While the story was interesting the story telling was not. I found this book to be a whole lot of telling the reader what is going on instead of showing us and letting the reader picture the true face of war in their imaginations. The poor writing left this story gasping for air. When I start skimming, I know I’m in trouble.

This book has so much hype and is being made into a movie. As a writer, again I’m dumbfounded as to how this book became a best seller. As an author who dreams of this kind of success, I might have set too high a standard for myself. Do I have to settle for a book, poorly written? Has the intelligence of the reader sunk to these kinds of lows?

I hope there are books out there that are interesting, engaging, funny, emotional, waiting for me to enjoy them. But right now I’m struggling to find one worth my time.

Surviving Savannah by Patti Callahan

I’m planning a little road trip up the east coast the Savannah and Charleston so I decided to immerse myself in some books about the region. Surviving Savannah has appeared in so many book lists lately, I figured I should read it to get some southern flavor. Although I live in Florida, it’s not really “southern” here. It’s rare to find a Florida native these days with so many northerners now living in the state.

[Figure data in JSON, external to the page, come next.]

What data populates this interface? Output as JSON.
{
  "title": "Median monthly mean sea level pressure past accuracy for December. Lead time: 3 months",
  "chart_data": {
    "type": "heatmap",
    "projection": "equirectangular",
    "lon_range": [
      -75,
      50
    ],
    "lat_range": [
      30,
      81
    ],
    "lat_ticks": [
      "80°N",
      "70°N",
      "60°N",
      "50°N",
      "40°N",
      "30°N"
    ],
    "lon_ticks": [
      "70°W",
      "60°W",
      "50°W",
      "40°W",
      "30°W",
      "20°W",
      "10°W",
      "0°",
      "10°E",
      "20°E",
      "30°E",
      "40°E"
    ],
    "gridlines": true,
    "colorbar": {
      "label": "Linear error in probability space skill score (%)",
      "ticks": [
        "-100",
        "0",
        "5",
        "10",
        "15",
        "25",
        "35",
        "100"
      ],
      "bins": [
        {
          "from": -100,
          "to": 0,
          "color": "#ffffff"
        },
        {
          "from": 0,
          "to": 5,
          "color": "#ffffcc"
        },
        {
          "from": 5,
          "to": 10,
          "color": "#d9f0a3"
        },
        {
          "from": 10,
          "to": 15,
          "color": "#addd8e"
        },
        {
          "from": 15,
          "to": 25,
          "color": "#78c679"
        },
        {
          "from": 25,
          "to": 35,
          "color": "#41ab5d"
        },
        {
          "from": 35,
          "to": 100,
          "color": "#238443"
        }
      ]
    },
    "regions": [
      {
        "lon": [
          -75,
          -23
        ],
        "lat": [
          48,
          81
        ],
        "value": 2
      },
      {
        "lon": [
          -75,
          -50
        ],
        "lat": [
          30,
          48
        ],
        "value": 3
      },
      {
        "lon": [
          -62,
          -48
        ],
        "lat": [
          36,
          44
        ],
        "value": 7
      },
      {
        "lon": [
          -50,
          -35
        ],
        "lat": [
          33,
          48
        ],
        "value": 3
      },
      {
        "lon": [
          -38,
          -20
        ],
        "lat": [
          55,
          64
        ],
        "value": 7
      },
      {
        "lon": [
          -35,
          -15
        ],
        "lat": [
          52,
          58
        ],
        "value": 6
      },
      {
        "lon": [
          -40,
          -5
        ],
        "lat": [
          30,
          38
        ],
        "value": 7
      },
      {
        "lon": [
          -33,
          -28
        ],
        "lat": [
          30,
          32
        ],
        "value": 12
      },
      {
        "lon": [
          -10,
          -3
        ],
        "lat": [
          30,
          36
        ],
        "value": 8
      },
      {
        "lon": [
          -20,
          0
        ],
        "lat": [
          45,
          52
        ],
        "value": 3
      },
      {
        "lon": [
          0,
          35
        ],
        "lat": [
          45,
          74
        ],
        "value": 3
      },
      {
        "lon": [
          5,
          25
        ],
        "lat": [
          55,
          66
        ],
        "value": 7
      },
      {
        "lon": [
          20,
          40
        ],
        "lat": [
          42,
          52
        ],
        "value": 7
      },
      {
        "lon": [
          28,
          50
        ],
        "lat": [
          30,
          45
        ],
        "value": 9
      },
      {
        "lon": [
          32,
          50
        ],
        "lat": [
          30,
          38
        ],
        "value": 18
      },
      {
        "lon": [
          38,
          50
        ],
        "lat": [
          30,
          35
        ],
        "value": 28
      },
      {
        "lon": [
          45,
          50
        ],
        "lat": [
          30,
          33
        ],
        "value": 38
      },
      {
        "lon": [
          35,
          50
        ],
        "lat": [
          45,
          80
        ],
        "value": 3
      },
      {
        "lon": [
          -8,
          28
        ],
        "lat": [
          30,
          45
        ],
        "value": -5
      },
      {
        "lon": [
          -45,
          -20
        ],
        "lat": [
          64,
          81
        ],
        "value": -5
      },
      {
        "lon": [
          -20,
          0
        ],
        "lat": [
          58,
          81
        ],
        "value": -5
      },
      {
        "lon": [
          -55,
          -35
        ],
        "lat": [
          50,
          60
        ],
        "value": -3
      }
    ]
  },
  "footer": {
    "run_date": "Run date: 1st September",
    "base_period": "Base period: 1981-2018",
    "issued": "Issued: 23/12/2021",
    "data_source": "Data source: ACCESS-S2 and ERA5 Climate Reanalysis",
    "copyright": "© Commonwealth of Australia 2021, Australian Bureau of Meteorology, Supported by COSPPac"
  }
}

I thought I was going to love this book at first, a mix of history with a present day story. But what ended up happening for me, was the historical parts dealing with the sinking of the ship, Pulaski, were interesting and engaging. The present day story of a woman curating an exhibit on the Pulaski turned out to be a whole lot of nothing. I started skimming those pages to get back to the good parts.

I admit that as a writer, I sometimes am very critical of a book that may be a perfectly good story, I just can’t overlook the errors in the craft of writing. My sister has the same issue and started taking notes in order to keep track of the characters as they enter and exit the story. I think taking notes while reading is distracting. We decided maybe we’re getting old and writing styles are changing for a new generation of readers. That may be very true but what’s going to be left for me to read and enjoy if no one cares about writing to engage me and my generation of voracious readers?

There was so much hype for Surviving Savannah and this book didn’t deserve it. With so much meaningless yada, yada, yada, I learned very little about Savannah. I’m not old and I’m not being over critical. I truly tried to keep an open mind since I wanted to learn about this piece of history. This is not a book that was worth the time I invested in reading it. Now I’m back to the drawing board to find a book that can satisfy my yearning for Southern charm.

Shakespeare Saved my Life by Laura Bates

As hard as I try to read all the books on my Kindle, frankly I just don’t think that will ever happen. I’m too often tempted by books I see on Facebook or magazines and the ever popular celebrity book clubs. This time I logged into my local library website and this book popped up, Shakespeare Saved My Life. The description intrigued me.

I know very little about Shakespeare even though I consider myself fairly well read. Laura Bates taught Shakespeare in a solitary confinement unit in a prison. Prisons are something I know even less about so I saw the combination of the two as a learning opportunity.

Many Shakespeare plays are about murder, something many of these inmates could relate to. Dr. Bates taught the classes without seeing her students except through the small hole in the cell door where meals were passed through. One student in particular, embraced Shakespeare and because of his studies brought himself out of his darkness and began to set new goals for himself and his life behind bars.

The role of society as a whole played a large part in this story. But the most enlightening part was that of the prisoners. Not only has society failed them but they have failed themselves because they were not taught certain skills. And believe it or not Shakespeare and his plays to this day, held the power to help them change their lives even as they lived behind bars. Hats off to Dr. Bates for her work in the prison system and for sharing this story with the world.